Like any fruitful — or frustrating — relationship, “Well” has been a work in progress since Kron began writing the piece six years ago. And so has, naturally, the actress’ career. Raised in Lansing, Mich., Kron studied theater at Kalamazoo College and toured with the National Repertory Theatre for a season before moving to New York in 1984.
“I was pretty hapless for a long time,” she says. “I sort of found my way by accident to the East Village into the performance art scene.” There, she clocked many hours telling and improvising anecdotal stories on stage, working at the theater collective at the Wild Café and going on with a group to found the company the Five Lesbian Brothers. Kron began writing plays, and her solo theater career was born (though she still performs with the Five Lesbian Brothers).
After writing and performing in “2.5 Minute Ride,” about her Holocaust survivor father and her brother’s marriage, Kron started work on “Well,” not without some anxiety on her mother’s part.
“In the creation of the play, she was very nervous, in the way that the character of her is on stage, and that what I was saying was I got better and so she should be able to get better,” explains Kron, referring to her stint in the allergy ward. Now, many years and multiple viewings later, mom is a big fan, though she offers her occasional criticism. For example, an earlier version of the play had her collecting thimbles.
This story first appeared in the March 28, 2006 issue of WWD. Subscribe Today.
“My mother was, like, ‘I have never had a thimble collection — I never would collect thimbles. I think that’s a stupid collection,'” laughs Kron, who obligingly changed it to candle snuffers, the one thing her mother admits to collecting. “The director and dramaturge were kind of horrified, because it seemed wordy, but I said, ‘Listen — I’m gonna give that one to my mom.'”
Navigating the factual details was one of the many challenges Kron incurred in structuring the story.

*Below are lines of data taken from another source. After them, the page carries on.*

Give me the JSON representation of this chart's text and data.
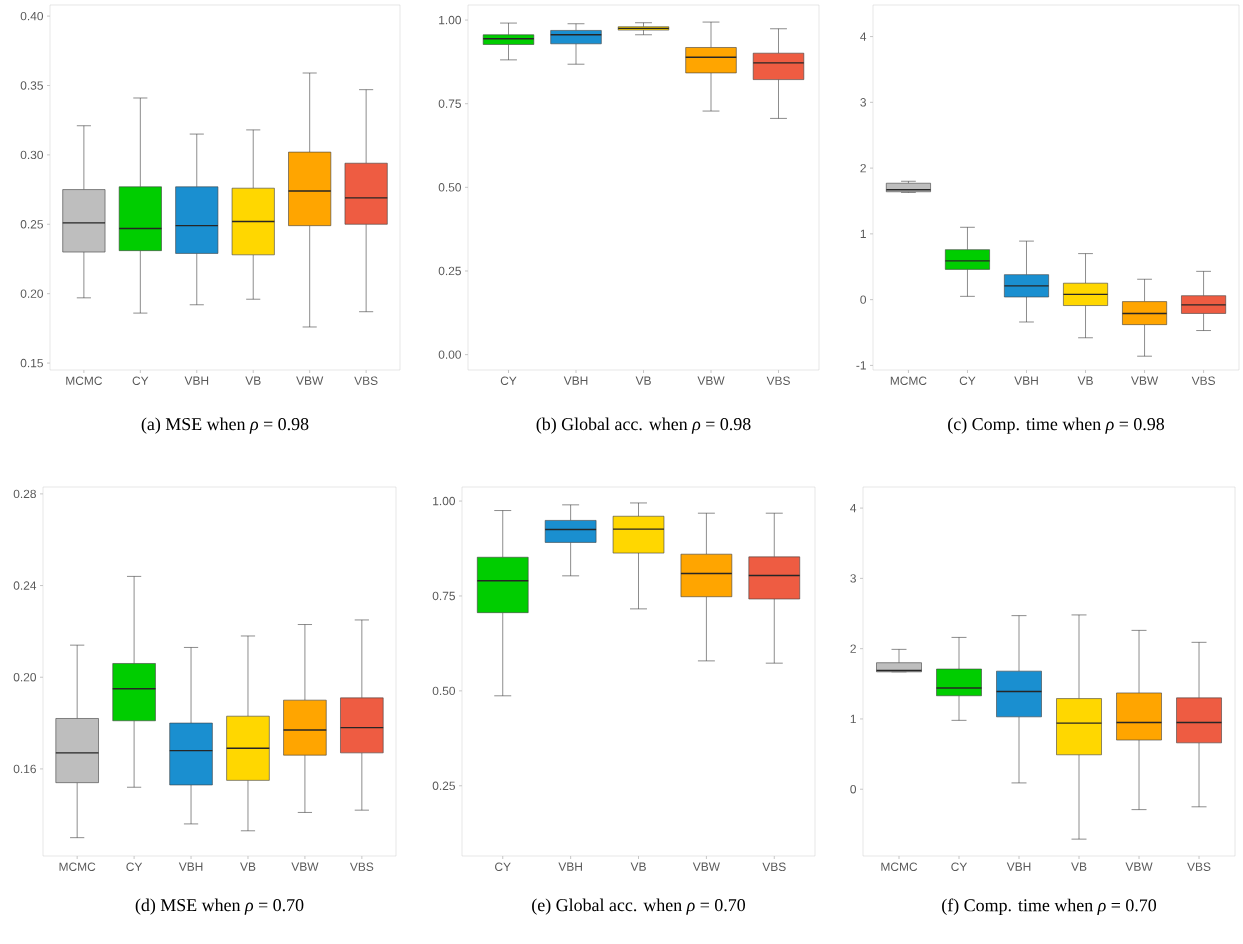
{
  "chart_data": [
    {
      "type": "box",
      "title": "(a) MSE when *ρ* = 0.98",
      "categories": [
        "MCMC",
        "CY",
        "VBH",
        "VB",
        "VBW",
        "VBS"
      ],
      "colors": [
        "#bebebe",
        "#00cd00",
        "#1a8fd0",
        "#ffd700",
        "#ffa500",
        "#ee5c42"
      ],
      "boxes": [
        {
          "low": 0.197,
          "q1": 0.23,
          "median": 0.251,
          "q3": 0.275,
          "high": 0.321
        },
        {
          "low": 0.186,
          "q1": 0.231,
          "median": 0.247,
          "q3": 0.277,
          "high": 0.341
        },
        {
          "low": 0.192,
          "q1": 0.229,
          "median": 0.249,
          "q3": 0.277,
          "high": 0.315
        },
        {
          "low": 0.196,
          "q1": 0.228,
          "median": 0.252,
          "q3": 0.276,
          "high": 0.318
        },
        {
          "low": 0.176,
          "q1": 0.249,
          "median": 0.274,
          "q3": 0.302,
          "high": 0.359
        },
        {
          "low": 0.187,
          "q1": 0.25,
          "median": 0.269,
          "q3": 0.294,
          "high": 0.347
        }
      ],
      "ylim": [
        0.145,
        0.408
      ],
      "yticks": [
        {
          "value": 0.15,
          "label": "0.15"
        },
        {
          "value": 0.2,
          "label": "0.20"
        },
        {
          "value": 0.25,
          "label": "0.25"
        },
        {
          "value": 0.3,
          "label": "0.30"
        },
        {
          "value": 0.35,
          "label": "0.35"
        },
        {
          "value": 0.4,
          "label": "0.40"
        }
      ]
    },
    {
      "type": "box",
      "title": "(b) Global acc. when *ρ* = 0.98",
      "categories": [
        "CY",
        "VBH",
        "VB",
        "VBW",
        "VBS"
      ],
      "colors": [
        "#00cd00",
        "#1a8fd0",
        "#ffd700",
        "#ffa500",
        "#ee5c42"
      ],
      "boxes": [
        {
          "low": 0.881,
          "q1": 0.927,
          "median": 0.944,
          "q3": 0.956,
          "high": 0.991
        },
        {
          "low": 0.868,
          "q1": 0.929,
          "median": 0.956,
          "q3": 0.969,
          "high": 0.989
        },
        {
          "low": 0.956,
          "q1": 0.97,
          "median": 0.975,
          "q3": 0.98,
          "high": 0.992
        },
        {
          "low": 0.728,
          "q1": 0.842,
          "median": 0.889,
          "q3": 0.918,
          "high": 0.994
        },
        {
          "low": 0.706,
          "q1": 0.822,
          "median": 0.872,
          "q3": 0.901,
          "high": 0.974
        }
      ],
      "ylim": [
        -0.046,
        1.045
      ],
      "yticks": [
        {
          "value": 0,
          "label": "0.00"
        },
        {
          "value": 0.25,
          "label": "0.25"
        },
        {
          "value": 0.5,
          "label": "0.50"
        },
        {
          "value": 0.75,
          "label": "0.75"
        },
        {
          "value": 1,
          "label": "1.00"
        }
      ]
    },
    {
      "type": "box",
      "title": "(c) Comp. time when *ρ* = 0.98",
      "categories": [
        "MCMC",
        "CY",
        "VBH",
        "VB",
        "VBW",
        "VBS"
      ],
      "colors": [
        "#bebebe",
        "#00cd00",
        "#1a8fd0",
        "#ffd700",
        "#ffa500",
        "#ee5c42"
      ],
      "boxes": [
        {
          "low": 1.63,
          "q1": 1.64,
          "median": 1.67,
          "q3": 1.77,
          "high": 1.8
        },
        {
          "low": 0.05,
          "q1": 0.46,
          "median": 0.59,
          "q3": 0.76,
          "high": 1.1
        },
        {
          "low": -0.34,
          "q1": 0.04,
          "median": 0.21,
          "q3": 0.38,
          "high": 0.89
        },
        {
          "low": -0.58,
          "q1": -0.09,
          "median": 0.08,
          "q3": 0.25,
          "high": 0.7
        },
        {
          "low": -0.86,
          "q1": -0.38,
          "median": -0.21,
          "q3": -0.03,
          "high": 0.31
        },
        {
          "low": -0.47,
          "q1": -0.21,
          "median": -0.08,
          "q3": 0.06,
          "high": 0.43
        }
      ],
      "ylim": [
        -1.07,
        4.48
      ],
      "yticks": [
        -1,
        0,
        1,
        2,
        3,
        4
      ]
    },
    {
      "type": "box",
      "title": "(d) MSE when *ρ* = 0.70",
      "categories": [
        "MCMC",
        "CY",
        "VBH",
        "VB",
        "VBW",
        "VBS"
      ],
      "colors": [
        "#bebebe",
        "#00cd00",
        "#1a8fd0",
        "#ffd700",
        "#ffa500",
        "#ee5c42"
      ],
      "boxes": [
        {
          "low": 0.13,
          "q1": 0.154,
          "median": 0.167,
          "q3": 0.182,
          "high": 0.214
        },
        {
          "low": 0.152,
          "q1": 0.181,
          "median": 0.195,
          "q3": 0.206,
          "high": 0.244
        },
        {
          "low": 0.136,
          "q1": 0.153,
          "median": 0.168,
          "q3": 0.18,
          "high": 0.213
        },
        {
          "low": 0.133,
          "q1": 0.155,
          "median": 0.169,
          "q3": 0.183,
          "high": 0.218
        },
        {
          "low": 0.141,
          "q1": 0.166,
          "median": 0.177,
          "q3": 0.19,
          "high": 0.223
        },
        {
          "low": 0.142,
          "q1": 0.167,
          "median": 0.178,
          "q3": 0.191,
          "high": 0.225
        }
      ],
      "ylim": [
        0.122,
        0.283
      ],
      "yticks": [
        {
          "value": 0.16,
          "label": "0.16"
        },
        {
          "value": 0.2,
          "label": "0.20"
        },
        {
          "value": 0.24,
          "label": "0.24"
        },
        {
          "value": 0.28,
          "label": "0.28"
        }
      ]
    },
    {
      "type": "box",
      "title": "(e) Global acc. when *ρ* = 0.70",
      "categories": [
        "CY",
        "VBH",
        "VB",
        "VBW",
        "VBS"
      ],
      "colors": [
        "#00cd00",
        "#1a8fd0",
        "#ffd700",
        "#ffa500",
        "#ee5c42"
      ],
      "boxes": [
        {
          "low": 0.487,
          "q1": 0.706,
          "median": 0.79,
          "q3": 0.852,
          "high": 0.975
        },
        {
          "low": 0.803,
          "q1": 0.891,
          "median": 0.925,
          "q3": 0.949,
          "high": 0.99
        },
        {
          "low": 0.716,
          "q1": 0.863,
          "median": 0.926,
          "q3": 0.96,
          "high": 0.995
        },
        {
          "low": 0.579,
          "q1": 0.748,
          "median": 0.809,
          "q3": 0.86,
          "high": 0.968
        },
        {
          "low": 0.573,
          "q1": 0.742,
          "median": 0.804,
          "q3": 0.853,
          "high": 0.968
        }
      ],
      "ylim": [
        0.065,
        1.037
      ],
      "yticks": [
        {
          "value": 0.25,
          "label": "0.25"
        },
        {
          "value": 0.5,
          "label": "0.50"
        },
        {
          "value": 0.75,
          "label": "0.75"
        },
        {
          "value": 1,
          "label": "1.00"
        }
      ]
    },
    {
      "type": "box",
      "title": "(f) Comp. time when *ρ* = 0.70",
      "categories": [
        "MCMC",
        "CY",
        "VBH",
        "VB",
        "VBW",
        "VBS"
      ],
      "colors": [
        "#bebebe",
        "#00cd00",
        "#1a8fd0",
        "#ffd700",
        "#ffa500",
        "#ee5c42"
      ],
      "boxes": [
        {
          "low": 1.67,
          "q1": 1.67,
          "median": 1.69,
          "q3": 1.8,
          "high": 1.99
        },
        {
          "low": 0.98,
          "q1": 1.33,
          "median": 1.44,
          "q3": 1.71,
          "high": 2.16
        },
        {
          "low": 0.09,
          "q1": 1.03,
          "median": 1.39,
          "q3": 1.68,
          "high": 2.47
        },
        {
          "low": -0.71,
          "q1": 0.49,
          "median": 0.94,
          "q3": 1.29,
          "high": 2.48
        },
        {
          "low": -0.29,
          "q1": 0.7,
          "median": 0.95,
          "q3": 1.37,
          "high": 2.26
        },
        {
          "low": -0.25,
          "q1": 0.66,
          "median": 0.95,
          "q3": 1.3,
          "high": 2.09
        }
      ],
      "ylim": [
        -0.95,
        4.3
      ],
      "yticks": [
        0,
        1,
        2,
        3,
        4
      ]
    }
  ]
}
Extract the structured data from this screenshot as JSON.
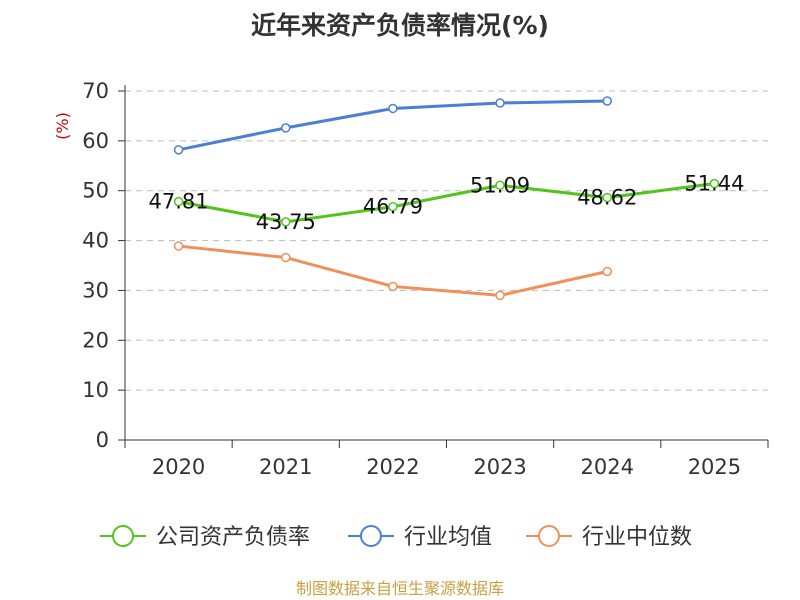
{
  "chart_data": {
    "type": "line",
    "title": "近年来资产负债率情况(%)",
    "ylabel": "(%)",
    "xlabel": "",
    "categories": [
      "2020",
      "2021",
      "2022",
      "2023",
      "2024",
      "2025"
    ],
    "y_ticks": [
      "0",
      "10",
      "20",
      "30",
      "40",
      "50",
      "60",
      "70"
    ],
    "ylim": [
      0,
      70
    ],
    "grid": true,
    "legend_position": "bottom",
    "series": [
      {
        "name": "公司资产负债率",
        "color": "#52c41a",
        "values": [
          47.81,
          43.75,
          46.79,
          51.09,
          48.62,
          51.44
        ],
        "labels": [
          "47.81",
          "43.75",
          "46.79",
          "51.09",
          "48.62",
          "51.44"
        ]
      },
      {
        "name": "行业均值",
        "color": "#4a7fd6",
        "values": [
          58.2,
          62.6,
          66.5,
          67.6,
          68.0,
          null
        ]
      },
      {
        "name": "行业中位数",
        "color": "#f28e5a",
        "values": [
          38.9,
          36.6,
          30.8,
          29.0,
          33.8,
          null
        ]
      }
    ]
  },
  "source_text": "制图数据来自恒生聚源数据库",
  "colors": {
    "title": "#333333",
    "axis": "#333333",
    "grid": "#bbbbbb",
    "ylabel": "#cc0000",
    "source": "#c8a040"
  }
}
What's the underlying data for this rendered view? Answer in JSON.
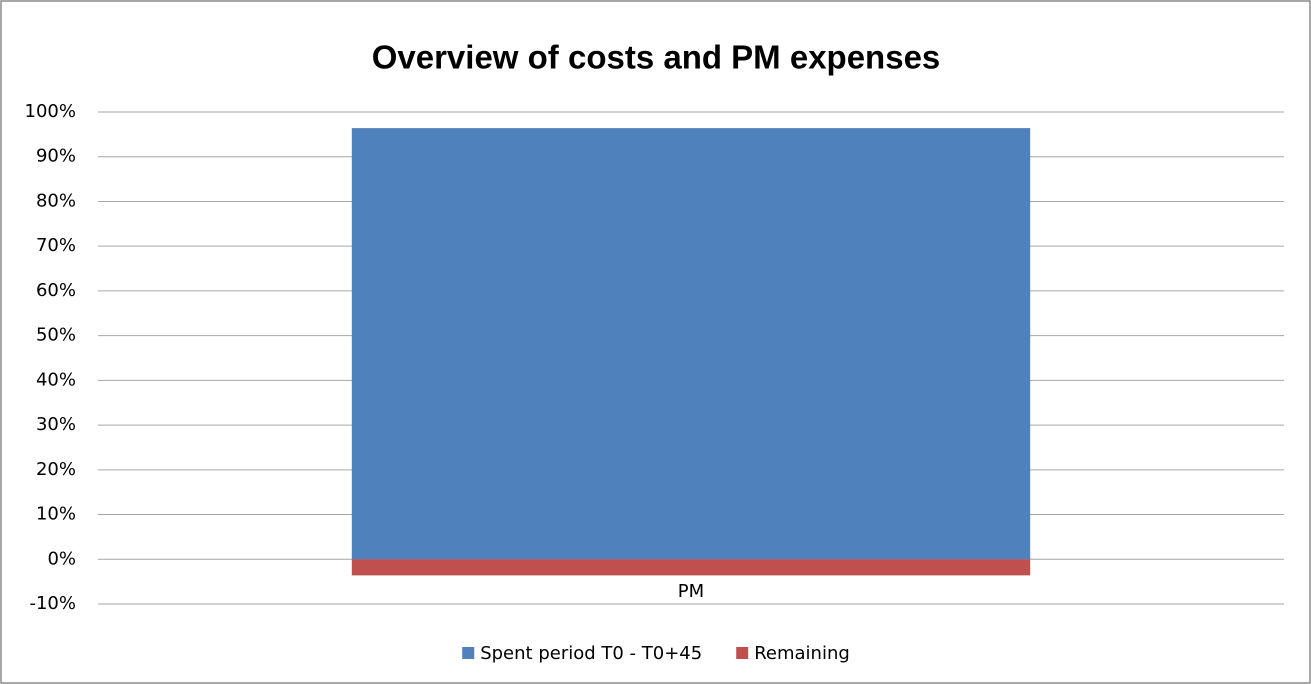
{
  "chart_data": {
    "type": "stacked_bar",
    "title": "Overview of costs and PM expenses",
    "categories": [
      "PM"
    ],
    "series": [
      {
        "name": "Spent period T0 - T0+45",
        "color": "#4f81bd",
        "values": [
          96.4
        ]
      },
      {
        "name": "Remaining",
        "color": "#c0504d",
        "values": [
          -3.6
        ]
      }
    ],
    "ylim": [
      -10,
      100
    ],
    "yticks": [
      {
        "value": -10,
        "label": "-10%"
      },
      {
        "value": 0,
        "label": "0%"
      },
      {
        "value": 10,
        "label": "10%"
      },
      {
        "value": 20,
        "label": "20%"
      },
      {
        "value": 30,
        "label": "30%"
      },
      {
        "value": 40,
        "label": "40%"
      },
      {
        "value": 50,
        "label": "50%"
      },
      {
        "value": 60,
        "label": "60%"
      },
      {
        "value": 70,
        "label": "70%"
      },
      {
        "value": 80,
        "label": "80%"
      },
      {
        "value": 90,
        "label": "90%"
      },
      {
        "value": 100,
        "label": "100%"
      }
    ],
    "grid": true,
    "legend": "bottom"
  }
}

But one shouldn’t mistake the play disintegrating on stage for Kron’s actual, much lengthier struggles in crafting it.
“I think the problem with writing a play about how hard it is to do a play is that I certainly have seen plays like that and thought, ‘Well, why don’t you figure out how to make your play work, and then I’ll sit here and pay some money and spend my time watching it!'” she says. “So I don’t think that the play is about the real difficulty we had writing it. It uses an imagined difficulty to make a form that is reflective of the content.”
If the end result has landed her on a Broadway stage for an open-ended run, no one is more surprised than Kron herself. “It’s certainly not what anybody pictured, ever!’ she laughs. “You know, it’s like, how will I get to Broadway? I’m going to become a lesbian performance artist and write these really weird plays. That’ll work!”